L’Orchestre Septentrional, en plus d’être le doyen de la musique soit la plus vieille institution musicale haïtienne encore en activité, mais est aussi le seul à avoir créé son propre rythme musical. En effet quand il a fallu contre carrer la tendance compas direct de Nemours Jean-Baptiste, dont Ulrick n’était pas particulièrement friand, ce dernier créa le rythme unique : « BOULE DE FEU ». L’orchestre a su faire rayonner le nom et la culture un peu partout à travers le monde. Roger Colas, Alfred Moise, Michel Tassy, Loulou Etienne sont autant de nom que Septent a fait retenir dans le panthéon de la musique haïtienne. On retiendra aussi des personnalités plus récentes à l’exemple de Nicole Levy, ancien directeur musical de l’orchestre ou encore maestro Arthur. Ce colosse culturel s’est aujourd’hui hissé tout en haut dans la liste des patrimoines culturels de cette terre qui ne cesse en dépit de toutes ces vicissitudes accoucher de talents de génération en génération.

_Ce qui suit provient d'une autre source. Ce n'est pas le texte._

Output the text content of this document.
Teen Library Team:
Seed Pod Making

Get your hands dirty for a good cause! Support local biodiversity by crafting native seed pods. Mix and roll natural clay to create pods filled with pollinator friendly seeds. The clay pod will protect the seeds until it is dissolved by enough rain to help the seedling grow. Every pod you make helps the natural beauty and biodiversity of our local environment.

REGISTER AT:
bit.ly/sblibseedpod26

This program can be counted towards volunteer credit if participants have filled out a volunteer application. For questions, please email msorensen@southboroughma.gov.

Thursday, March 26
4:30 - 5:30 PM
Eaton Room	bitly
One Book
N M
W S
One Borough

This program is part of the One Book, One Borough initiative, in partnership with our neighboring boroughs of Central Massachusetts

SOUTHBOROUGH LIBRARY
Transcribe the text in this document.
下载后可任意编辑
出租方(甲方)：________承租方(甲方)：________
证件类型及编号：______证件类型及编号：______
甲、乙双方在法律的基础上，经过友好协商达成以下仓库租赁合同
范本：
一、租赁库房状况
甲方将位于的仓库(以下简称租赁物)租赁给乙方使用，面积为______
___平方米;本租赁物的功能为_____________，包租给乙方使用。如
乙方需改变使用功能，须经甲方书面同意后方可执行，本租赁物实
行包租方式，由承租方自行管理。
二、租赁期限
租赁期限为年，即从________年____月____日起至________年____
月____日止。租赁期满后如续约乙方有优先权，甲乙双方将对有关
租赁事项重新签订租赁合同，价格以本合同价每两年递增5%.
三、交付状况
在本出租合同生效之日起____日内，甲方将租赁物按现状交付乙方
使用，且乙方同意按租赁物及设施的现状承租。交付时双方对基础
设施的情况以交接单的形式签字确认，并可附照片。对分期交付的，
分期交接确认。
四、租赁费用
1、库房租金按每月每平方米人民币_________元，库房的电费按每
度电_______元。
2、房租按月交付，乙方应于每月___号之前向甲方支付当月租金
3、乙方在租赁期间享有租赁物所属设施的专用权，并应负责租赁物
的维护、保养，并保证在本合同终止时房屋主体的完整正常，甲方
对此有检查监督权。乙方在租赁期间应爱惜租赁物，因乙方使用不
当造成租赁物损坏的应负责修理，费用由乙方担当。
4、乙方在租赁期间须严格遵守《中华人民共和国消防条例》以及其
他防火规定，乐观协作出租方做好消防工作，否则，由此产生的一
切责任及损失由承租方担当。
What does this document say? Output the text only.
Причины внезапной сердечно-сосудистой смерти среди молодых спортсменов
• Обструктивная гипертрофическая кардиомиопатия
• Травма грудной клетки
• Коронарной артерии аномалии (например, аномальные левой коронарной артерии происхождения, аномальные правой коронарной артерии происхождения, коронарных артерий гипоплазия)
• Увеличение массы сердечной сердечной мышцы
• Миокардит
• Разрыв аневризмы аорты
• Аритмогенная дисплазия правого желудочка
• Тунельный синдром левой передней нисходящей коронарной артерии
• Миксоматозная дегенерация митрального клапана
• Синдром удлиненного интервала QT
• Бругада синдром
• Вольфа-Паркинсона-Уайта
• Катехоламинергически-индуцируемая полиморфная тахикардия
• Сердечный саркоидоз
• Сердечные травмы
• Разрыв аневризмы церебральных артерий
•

L’Orchestre a sorti son dernier opus titré « Yon ti kout je » (For ever young) qui a marqué les esprits une fois de plus. En dépit de leur ancienneté, l’orchestre a toujours su garder sa fraicheur avec toujours une génération de jeunes à faire leurs preuves, s’enraciner et y dédier leurs vies ou une grande partie. A ce titre nous pouvons prendre comme exemple sur : Michel Tassy, chanteur emblématique pendant 52 ans, Alfred Moise qui y resta 37ans ou encore Loulou Etienne, Keybordiste pendant 30 ans. ‘’Tifi a leve’’ ou ‘’cité du Cap-Haitien’’ sont des tubes qui ne subissent pas l’usure du temps et plein d’autres encore. Cet héritage, est actuellement entre les mains de jeunes musiciens passionnés, qui se donnent pour garder la ligne que leurs prédécesseurs ont empruntés tout en étant eux-mêmes en perpétuelle quête du meilleur. Si certains sont sûrs que la relève est bien assurée pour garantir un autre règne de plusieurs décennies, d’autres manifestent leurs inquiétudes par rapport à la continuité de ce travail de titan. La jeune génération, saura-t-elle se mettre en valeur et assurer la pérennité de ce patrimoine ? L’orchestre Septentrional et tout ce qu’il représente sont-ils en péril ? Combien de temps vont-ils réussir à tenir ?

Alendy Almonor

Un commentaire

  1. Vous avez très bien informé de notre champion et historique de la musique haïtienne,l’orchestre septentrional.j’ai l’humour d’être felicité pour votre travail bien fait et respectueux.